From: Merlin Moncure <mmoncure(at)gmail(dot)com>
To: Tomas Vondra <tv(at)fuzzy(dot)cz>
Cc: "pgsql-performance(at)postgresql(dot)org" <pgsql-performance(at)postgresql(dot)org>
Subject: Re: H800 + md1200 Performance problem
Date: 2012-04-05 18:43:55
Message-ID: CAHyXU0xxuT4+qk4uDkTKpLjOTMtHnnNaaEDyUxM2PDsp_nneRQ@mail.gmail.com (view raw or flat)
Thread:
Lists: pgsql-performance
On Thu, Apr 5, 2012 at 10:49 AM, Tomas Vondra <tv(at)fuzzy(dot)cz> wrote:
> On 5.4.2012 17:17, Cesar Martin wrote:
>> Well, I have installed megacli on server and attach the results in file
>> megacli.txt.
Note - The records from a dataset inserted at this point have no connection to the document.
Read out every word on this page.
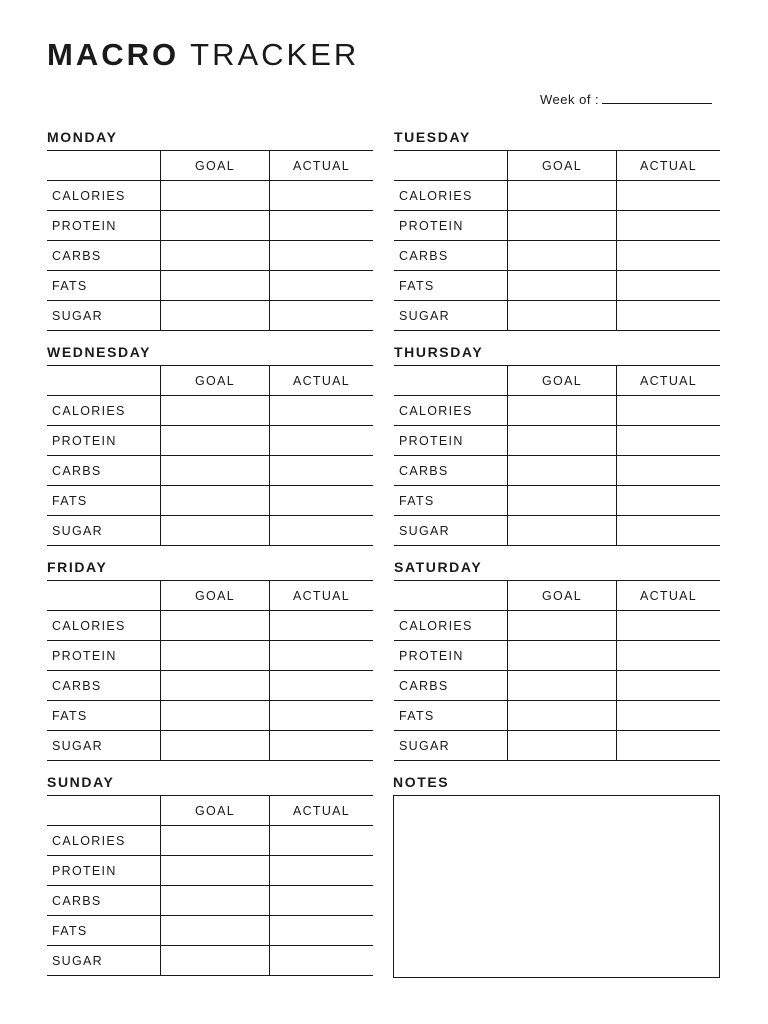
MACRO TRACKER
Week of :
MONDAY
	GOAL	ACTUAL
CALORIES		
PROTEIN		
CARBS		
FATS		
SUGAR		
TUESDAY
	GOAL	ACTUAL
CALORIES		
PROTEIN		
CARBS		
FATS		
SUGAR		
WEDNESDAY
	GOAL	ACTUAL
CALORIES		
PROTEIN		
CARBS		
FATS		
SUGAR		
THURSDAY
	GOAL	ACTUAL
CALORIES		
PROTEIN		
CARBS		
FATS		
SUGAR		
FRIDAY
	GOAL	ACTUAL
CALORIES		
PROTEIN		
CARBS		
FATS		
SUGAR		
SATURDAY
	GOAL	ACTUAL
CALORIES		
PROTEIN		
CARBS		
FATS		
SUGAR		
SUNDAY
	GOAL	ACTUAL
CALORIES		
PROTEIN		
CARBS		
FATS		
SUGAR		
NOTES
Also we have "Dell Open Manage" install in server, that can
>> generate a log of H800. I attach to mail with name lsi_0403.
>>
>> About dirty limits, I have default values:
>> vm.dirty_background_ratio = 10
>> vm.dirty_ratio = 20
>>
>> I have compared with other server and values are the same, except in
>> centos 5.4 database production server that have vm.dirty_ratio = 40
>
> Do the other machines have the same amount of RAM? The point is that the
> values that work with less memory don't work that well with large
> amounts of memory (and the amount of RAM did grow a lot recently).
>
> For example a few years ago the average amount of RAM was ~8GB. In that
> case the
>
>  vm.dirty_background_ratio = 10  => 800MB
>  vm.dirty_ratio = 20 => 1600MB
>
> which is all peachy if you have a decent controller with a write cache.
> But turn that to 64GB and suddenly
>
>  vm.dirty_background_ratio = 10  => 6.4GB
>  vm.dirty_ratio = 20 => 12.8GB
>
> The problem is that there'll be a lot of data waiting (for 30 seconds by
> default), and then suddenly it starts writing all of them to the
> controller. Such systems behave just as your system - short strokes of
> writes interleaved with 'no activity'.
>
> Greg Smith wrote a nice howto about this - it's from 2007 but all the
> recommendations are still valid:
>
>  http://www.westnet.com/~gsmith/content/linux-pdflush.htm
>
> TL;DR:
>
>  - decrease the dirty_background_ratio/dirty_ratio (or use *_bytes)
>
>  - consider decreasing the dirty_expire_centiseconds

The original problem is read based performance issue though and this
will not have any affect on that whatsoever (although it's still
excellent advice).  Also dd should bypass the o/s buffer cache.  I
still pretty much convinced that there is a fundamental performance
issue with the raid card dell needs to explain.